分布式混合电推进在通用电动航空技术发展中具有极大的潜力和优势。混合电推进技术通过对二次能源系统的优化,不但可以提高能源的利用效率,还可以满足动力系统分布式布局的要求,获取更高的推进效率。首先总结了当前电动飞行器的主要类型,对分布式电推进飞行器的发展历程进行了梳理;接下来,对分布式混合电推进飞行器关键技术研究现状进行了综述,主要讨论了推进系统分布式布局技术、混合电推进系统的选型设计、混合电推进系统建模与能源管理研究等,对当前国内外在这些关键技术的研究进行了充分的研讨;最后,在本团队研究的基础上,对分布式混合电推进飞行器重难点问题及应对方法进行了详细论述,包括基于复杂系统优化控制的能源管理策略、基于历史大数据驱动的最优能量分配预测、混合电推进分布式推进系统样机设计等重难点问题。探讨的内容明晰了分布式混合电推进系统设计及能源管理的基本设计思路和分析方法,可为研究电推进飞行器技术发展提供参考。

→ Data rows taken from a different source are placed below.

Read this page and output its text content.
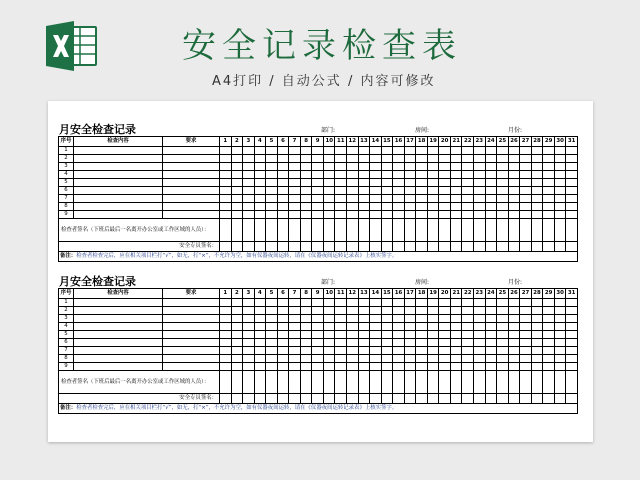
安全记录检查表
A4打印 / 自动公式 / 内容可修改
月安全检查记录	部门:	房间:	月份:
序号	检查内容	要求	1	2	3	4	5	6	7	8	9	10	11	12	13	14	15	16	17	18	19	20	21	22	23	24	25	26	27	28	29	30	31
1																																	
2																																	
3																																	
4																																	
5																																	
6																																	
7																																	
8																																	
9																																	
检查者签名（下班后最后一名离开办公室或工作区域的人员）：																																	
安全专员签名：																																	
备注：检查者检查完后，应在相关项目栏打“√”，如无，打“×”，不允许为空，如有仪器夜间运转，请在《仪器夜间运转记录表》上核实签字。																																	
月安全检查记录	部门:	房间:	月份:
序号	检查内容	要求	1	2	3	4	5	6	7	8	9	10	11	12	13	14	15	16	17	18	19	20	21	22	23	24	25	26	27	28	29	30	31
1																																	
2																																	
3																																	
4																																	
5																																	
6																																	
7																																	
8																																	
9																																	
检查者签名（下班后最后一名离开办公室或工作区域的人员）：																																	
安全专员签名：																																	
备注：检查者检查完后，应在相关项目栏打“√”，如无，打“×”，不允许为空，如有仪器夜间运转，请在《仪器夜间运转记录表》上核实签字。																																	
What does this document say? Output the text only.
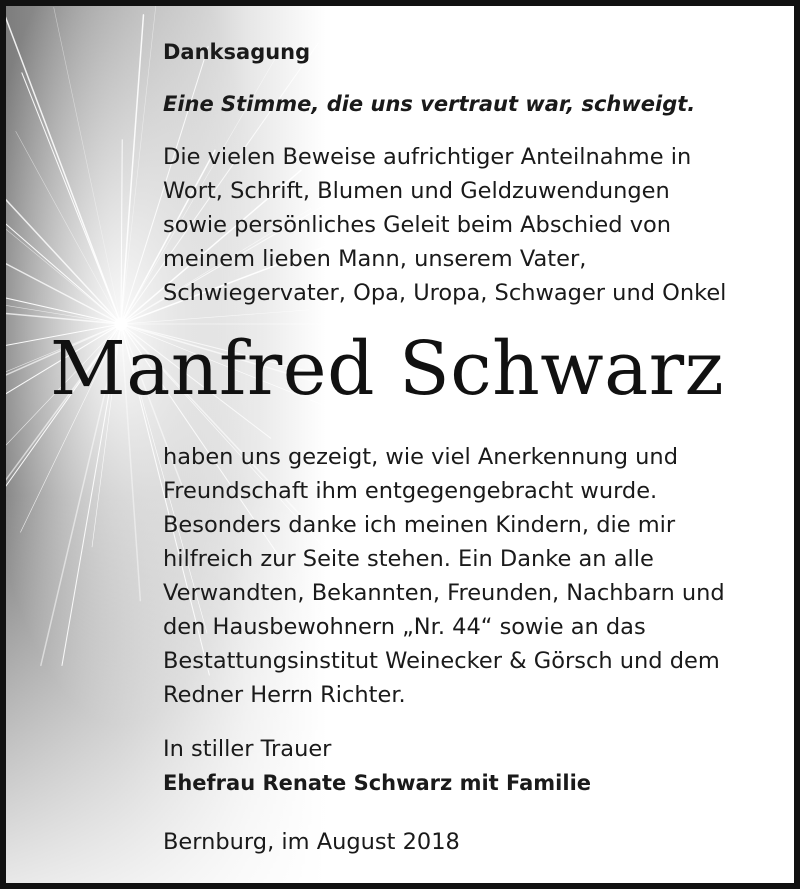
Danksagung
Eine Stimme, die uns vertraut war, schweigt.
Die vielen Beweise aufrichtiger Anteilnahme in
Wort, Schrift, Blumen und Geldzuwendungen
sowie persönliches Geleit beim Abschied von
meinem lieben Mann, unserem Vater,
Schwiegervater, Opa, Uropa, Schwager und Onkel
Manfred Schwarz
haben uns gezeigt, wie viel Anerkennung und
Freundschaft ihm entgegengebracht wurde.
Besonders danke ich meinen Kindern, die mir
hilfreich zur Seite stehen. Ein Danke an alle
Verwandten, Bekannten, Freunden, Nachbarn und
den Hausbewohnern „Nr. 44“ sowie an das
Bestattungsinstitut Weinecker & Görsch und dem
Redner Herrn Richter.
In stiller Trauer
Ehefrau Renate Schwarz mit Familie
Bernburg, im August 2018
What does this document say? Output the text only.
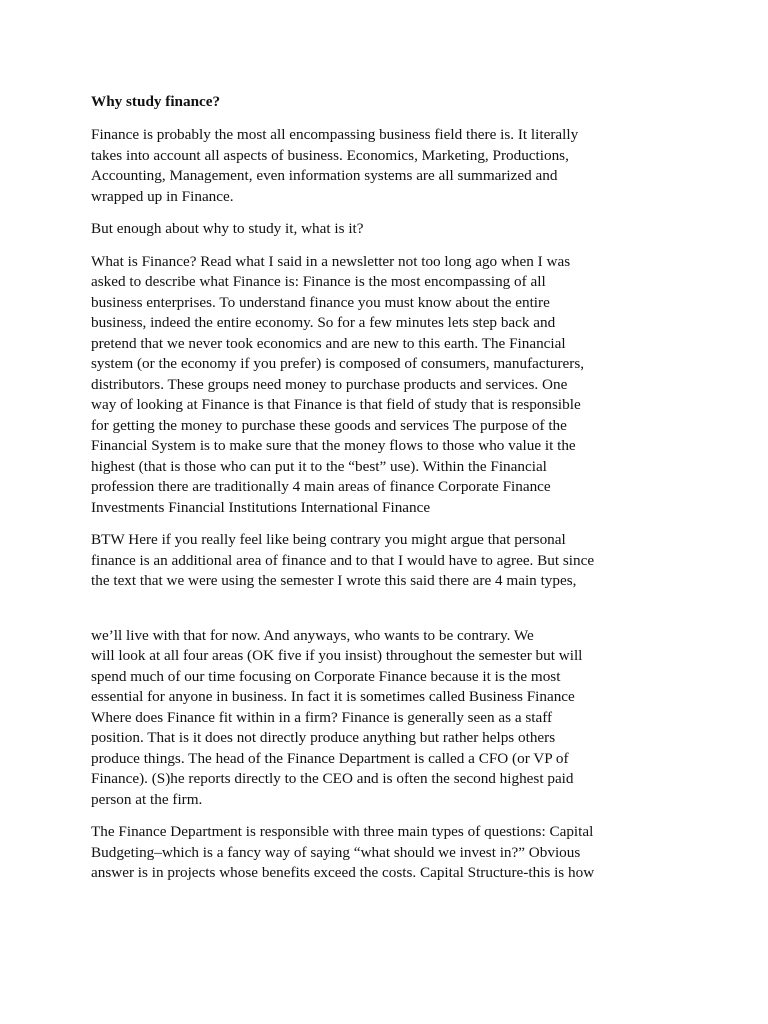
Why study finance?
Finance is probably the most all encompassing business field there is. It literally
takes into account all aspects of business. Economics, Marketing, Productions,
Accounting, Management, even information systems are all summarized and
wrapped up in Finance.
But enough about why to study it, what is it?
What is Finance? Read what I said in a newsletter not too long ago when I was
asked to describe what Finance is: Finance is the most encompassing of all
business enterprises. To understand finance you must know about the entire
business, indeed the entire economy. So for a few minutes lets step back and
pretend that we never took economics and are new to this earth. The Financial
system (or the economy if you prefer) is composed of consumers, manufacturers,
distributors. These groups need money to purchase products and services. One
way of looking at Finance is that Finance is that field of study that is responsible
for getting the money to purchase these goods and services The purpose of the
Financial System is to make sure that the money flows to those who value it the
highest (that is those who can put it to the “best” use). Within the Financial
profession there are traditionally 4 main areas of finance Corporate Finance
Investments Financial Institutions International Finance
BTW Here if you really feel like being contrary you might argue that personal
finance is an additional area of finance and to that I would have to agree. But since
the text that we were using the semester I wrote this said there are 4 main types,
we’ll live with that for now. And anyways, who wants to be contrary. We
will look at all four areas (OK five if you insist) throughout the semester but will
spend much of our time focusing on Corporate Finance because it is the most
essential for anyone in business. In fact it is sometimes called Business Finance
Where does Finance fit within in a firm? Finance is generally seen as a staff
position. That is it does not directly produce anything but rather helps others
produce things. The head of the Finance Department is called a CFO (or VP of
Finance). (S)he reports directly to the CEO and is often the second highest paid
person at the firm.
The Finance Department is responsible with three main types of questions: Capital
Budgeting–which is a fancy way of saying “what should we invest in?” Obvious
answer is in projects whose benefits exceed the costs. Capital Structure-this is how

关键词： 分布式混合电推进系统; 电动航空; 能源管理; 历史大数据驱动; 样机设计

本文引用格式

朱炳杰 , 杨希祥 , 宗建安 , 邓小龙 . 分布式混合电推进飞行器技术[J]. 航空学报, 2022 , 43(7) : 25556 -025556 . DOI: 10.7527/S1000-6893.2021.25556

Abstract

Distributed hybrid electric propulsion system has great potential and advantage in development of general electric aviation. By the optimization of secondary power system, hybrid electric technology can not only heighten the utilization efficiency of energy, but also satisfied the distributed arrangement of power system for higher propulsive efficiency. The paper firstly summarized the current major types of electric aircraft, reviewed the history background of distributed electric propulsion aircraft. Then, the research status of distributed hybrid electric propulsion aircraft technology is summarized, this part mainly discussed the distributed layout technology of propulsion system, type-selection design of hybrid electric propulsion system, modeling and energy management of hybrid electric propulsion system, and so on. The key technologies of distributed hybrid electric propulsion at home and abroad are discussed fully. Eventually, combined with the research of the team, the difficult point problems and solutions of distributed hybrid electric propulsion aircraft are discussed in detail, including dynamic management strategy of energy based on complex system optimization control, optimal energy distribution prediction model driven by historical big data, and principle prototype designing of distributed hybrid electric propulsion system. The main content of this paper clarify the design thoughts and analysis method for distributed hybrid electric propulsion system and energy arrangement, which can provide references for the research of electric propulsion aircraft technology.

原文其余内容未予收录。